‘Tower Heist’ provides them, plus ‘In Time,’ ‘Mighty Macs.’
In the midst of all the Occupy Wall Street hoopla, Tower Heist is basking in some free publicity. It is easy to root for a bunch of working stiffs who are swindled out of their retirement fund by a slick Bernie Madoff-style Ponzi scheme and seek revenge.
The employees at The Tower in New York, are crushed when they find out the guy who occupies the penthouse suite (played by an effectively smug Alan Alda) has stolen all their money and seems to be getting away with it, despite the efforts of the tough-minded FBI agent (played by Tea Leoni) who arrests him.
Ben Stiller’s Josh Kovacs, the manager of the building, hatches a crazy scheme to get the employees’ money back, and since “heist” is in the title, you can figure out what his plan involves. Directed by the most bombastic director this side of Michael Bay, Brett (Rush Hour) Ratner, the film is surprisingly restrained for a Ratner movie, even if it does include an extended segment featuring an automobile dangling out the side of a building.

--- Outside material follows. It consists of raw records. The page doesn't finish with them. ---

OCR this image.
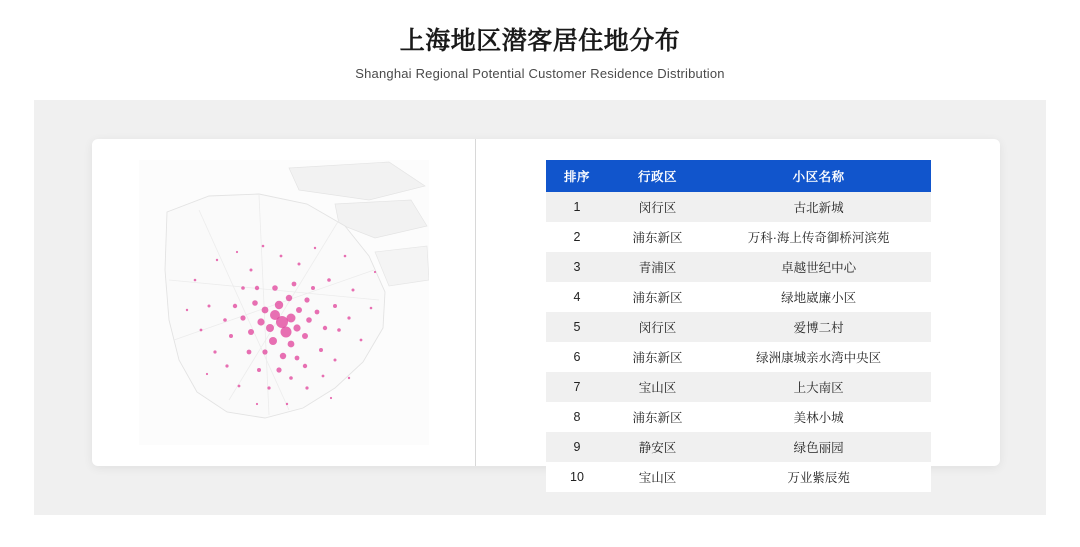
上海地区潜客居住地分布
Shanghai Regional Potential Customer Residence Distribution
排序	行政区	小区名称
1	闵行区	古北新城
2	浦东新区	万科·海上传奇御桥河滨苑
3	青浦区	卓越世纪中心
4	浦东新区	绿地崴廉小区
5	闵行区	爱博二村
6	浦东新区	绿洲康城亲水湾中央区
7	宝山区	上大南区
8	浦东新区	美林小城
9	静安区	绿色丽园
10	宝山区	万业紫辰苑
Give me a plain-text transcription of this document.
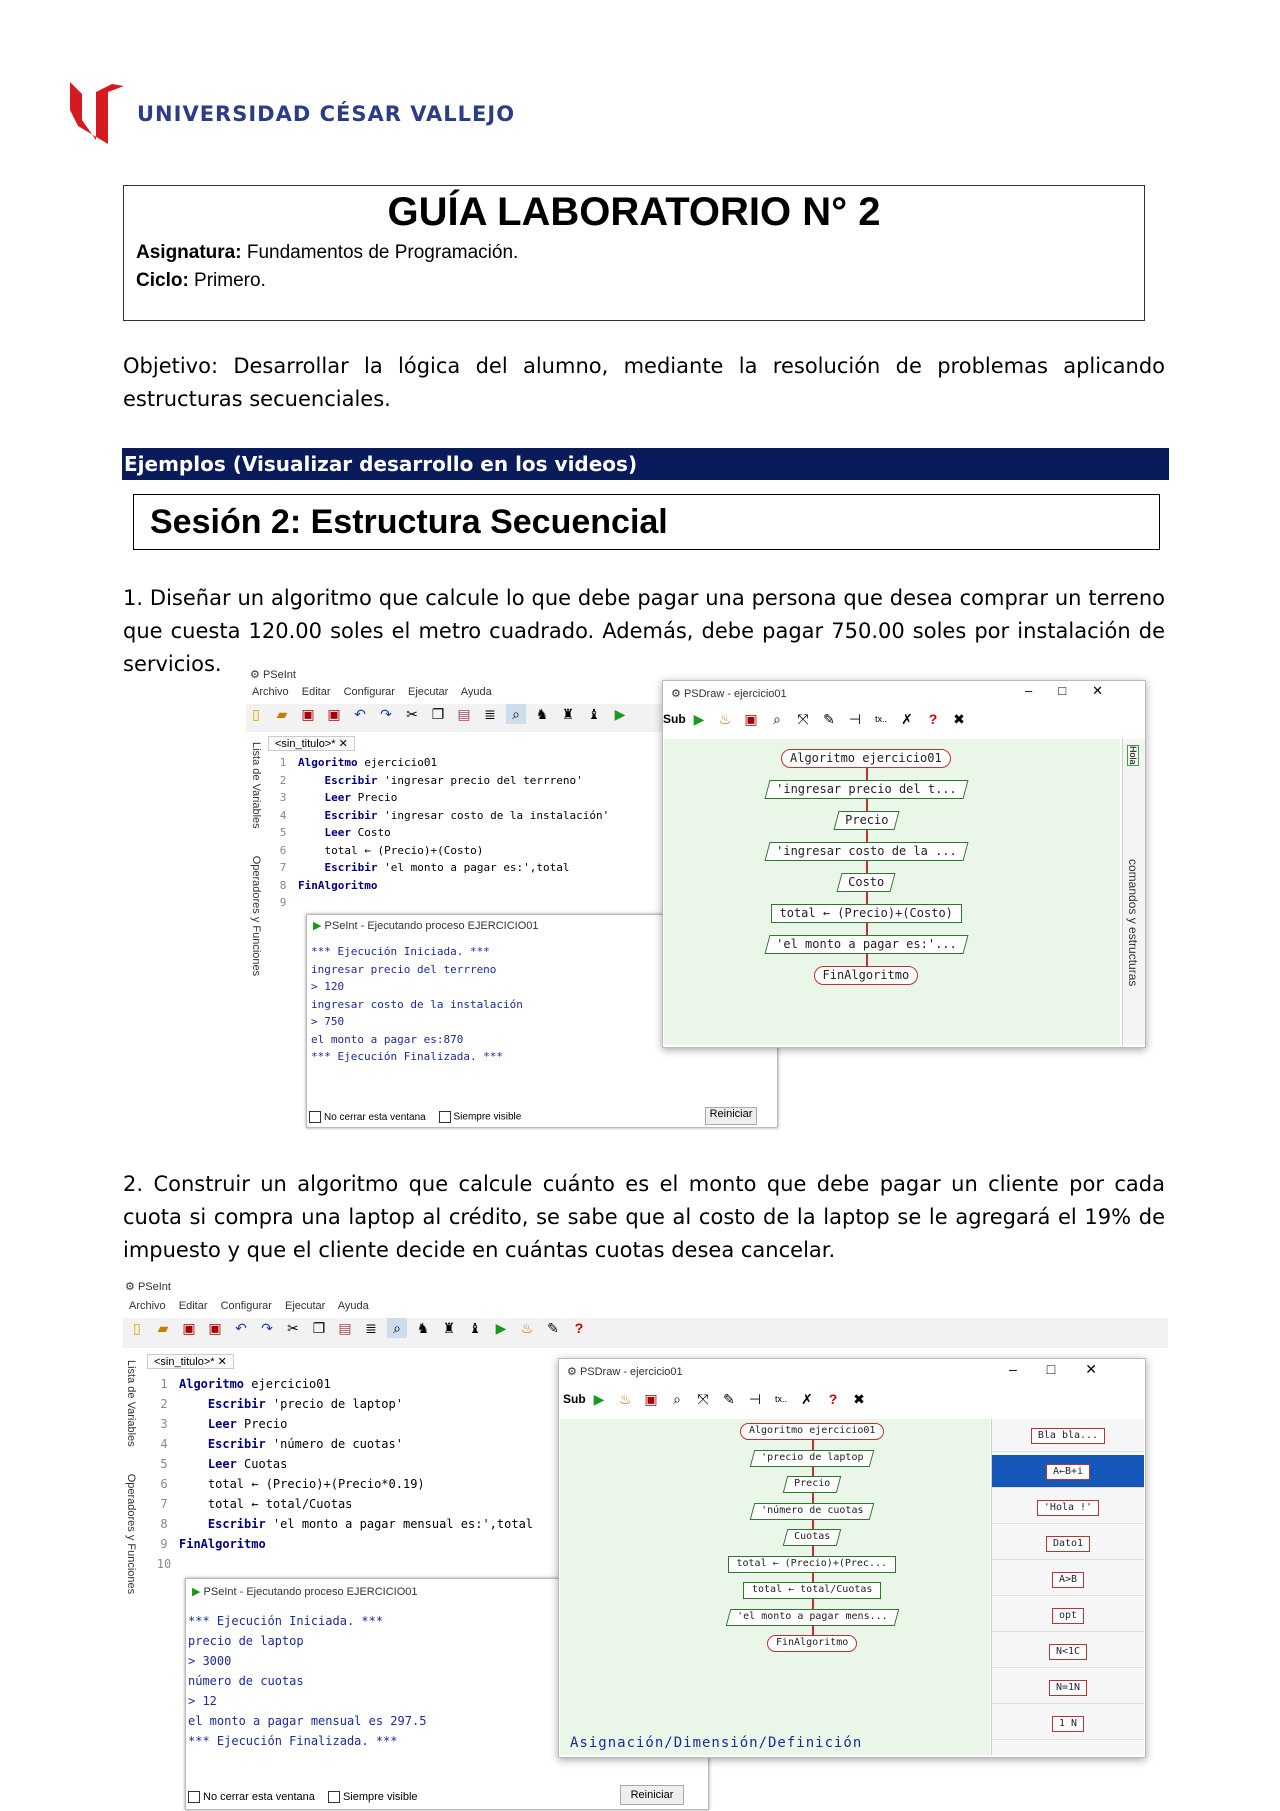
UNIVERSIDAD CÉSAR VALLEJO
GUÍA LABORATORIO N° 2
Asignatura: Fundamentos de Programación.
Ciclo: Primero.
Objetivo: Desarrollar la lógica del alumno, mediante la resolución de problemas aplicando estructuras secuenciales.
Ejemplos (Visualizar desarrollo en los videos)
Sesión 2: Estructura Secuencial
1. Diseñar un algoritmo que calcule lo que debe pagar una persona que desea comprar un terreno que cuesta 120.00 soles el metro cuadrado. Además, debe pagar 750.00 soles por instalación de servicios.	⚙ PSeInt
Archivo Editar Configurar Ejecutar Ayuda
▯ ▰ ▣ ▣ ↶ ↷ ✂ ❐ ▤ ≣ ⌕ ♞ ♜ ♝ ▶
Lista de Variables Operadores y Funciones
<sin_titulo>* ✕
1 Algoritmo ejercicio01
2    Escribir 'ingresar precio del terrreno'
3    Leer Precio
4    Escribir 'ingresar costo de la instalación'
5    Leer Costo
6    total ← (Precio)+(Costo)
7    Escribir 'el monto a pagar es:',total
8 FinAlgoritmo
9
▶ PSeInt - Ejecutando proceso EJERCICIO01
*** Ejecución Iniciada. ***
ingresar precio del terrreno
> 120
ingresar costo de la instalación
> 750
el monto a pagar es:870
*** Ejecución Finalizada. ***
No cerrar esta ventana	Siempre visible	Reiniciar
⚙ PSDraw - ejercicio01	–□✕
Sub ▶ ♨ ▣ ⌕ ⤧ ✎ ⊣ tx.. ✗ ? ✖
Algoritmo ejercicio01
'ingresar precio del t...
Precio
'ingresar costo de la ...
Costo
total ← (Precio)+(Costo)
'el monto a pagar es:'...
FinAlgoritmo	comandos y estructuras
Hola
2. Construir un algoritmo que calcule cuánto es el monto que debe pagar un cliente por cada cuota si compra una laptop al crédito, se sabe que al costo de la laptop se le agregará el 19% de impuesto y que el cliente decide en cuántas cuotas desea cancelar.
⚙ PSeInt
Archivo Editar Configurar Ejecutar Ayuda
▯ ▰ ▣ ▣ ↶ ↷ ✂ ❐ ▤ ≣ ⌕ ♞ ♜ ♝ ▶ ♨ ✎ ?
Lista de Variables Operadores y Funciones
<sin_titulo>* ✕
1 Algoritmo ejercicio01
2    Escribir 'precio de laptop'
3    Leer Precio
4    Escribir 'número de cuotas'
5    Leer Cuotas
6    total ← (Precio)+(Precio*0.19)
7    total ← total/Cuotas
8    Escribir 'el monto a pagar mensual es:',total
9 FinAlgoritmo
10
▶ PSeInt - Ejecutando proceso EJERCICIO01
*** Ejecución Iniciada. ***
precio de laptop
> 3000
número de cuotas
> 12
el monto a pagar mensual es 297.5
*** Ejecución Finalizada. ***
No cerrar esta ventana	Siempre visible	Reiniciar
⚙ PSDraw - ejercicio01	–□✕
Sub ▶ ♨ ▣ ⌕ ⤧ ✎ ⊣ tx.. ✗ ? ✖
Asignación/Dimensión/Definición
Algoritmo ejercicio01
'precio de laptop
Precio
'número de cuotas
Cuotas
total ← (Precio)+(Prec...
total ← total/Cuotas
'el monto a pagar mens...
FinAlgoritmo
Bla bla...
A←B+i
'Hola !'
Dato1
A>B
opt
N<1C
N=1N
1 N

Stiller enlists the help of several key employees and a former tenant (played by Casey Affleck, Gabourey Sidibe, Matthew Broderick and Michael Pena) for his scheme, but the key player in this game of revenge is Eddie Murphy’s Slide, a small-time crook. At least he has some experience in taking what doesn’t belong to him.

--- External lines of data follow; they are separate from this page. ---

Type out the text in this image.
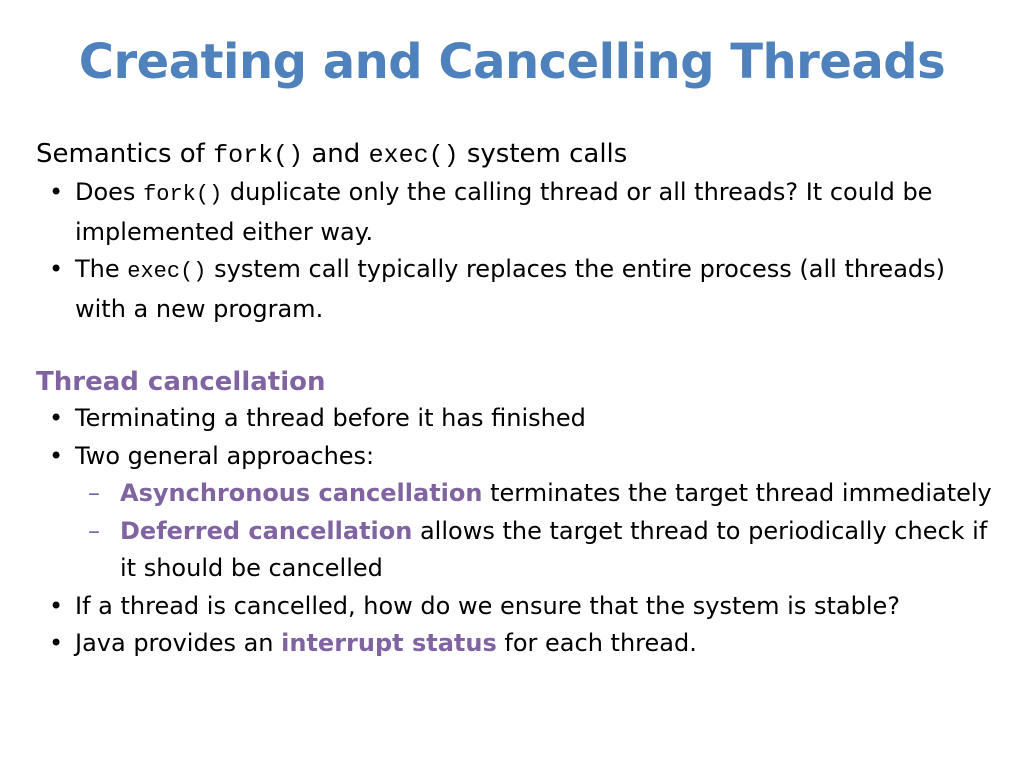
Creating and Cancelling Threads
Semantics of fork() and exec() system calls
• Does fork() duplicate only the calling thread or all threads? It could be implemented either way.
• The exec() system call typically replaces the entire process (all threads) with a new program.
Thread cancellation
• Terminating a thread before it has finished
• Two general approaches:
– Asynchronous cancellation terminates the target thread immediately
– Deferred cancellation allows the target thread to periodically check if it should be cancelled
• If a thread is cancelled, how do we ensure that the system is stable?
• Java provides an interrupt status for each thread.
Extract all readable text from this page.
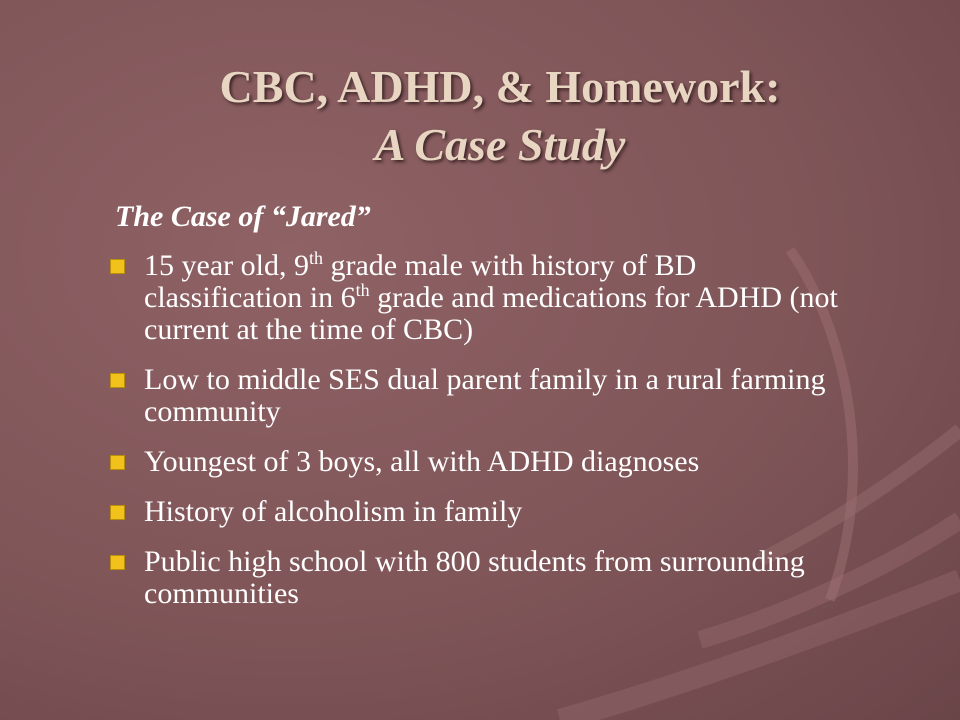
CBC, ADHD, & Homework:
A Case Study
The Case of “Jared”
15 year old, 9th grade male with history of BD classification in 6th grade and medications for ADHD (not current at the time of CBC)
Low to middle SES dual parent family in a rural farming community
Youngest of 3 boys, all with ADHD diagnoses
History of alcoholism in family
Public high school with 800 students from surrounding communities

As heist movies go, Tower Heist is pretty tame — we aren’t talking Ocean’s Eleven here — but the comedy element is better than expected, with a particular nod to Gabby Sidibe’s out-of-control maid and Broderick’s elegant comic timing as a number crunching nerd.
Tower Heist provides enough laughs sprinkled throughout its running time to be an acceptable movie comedy.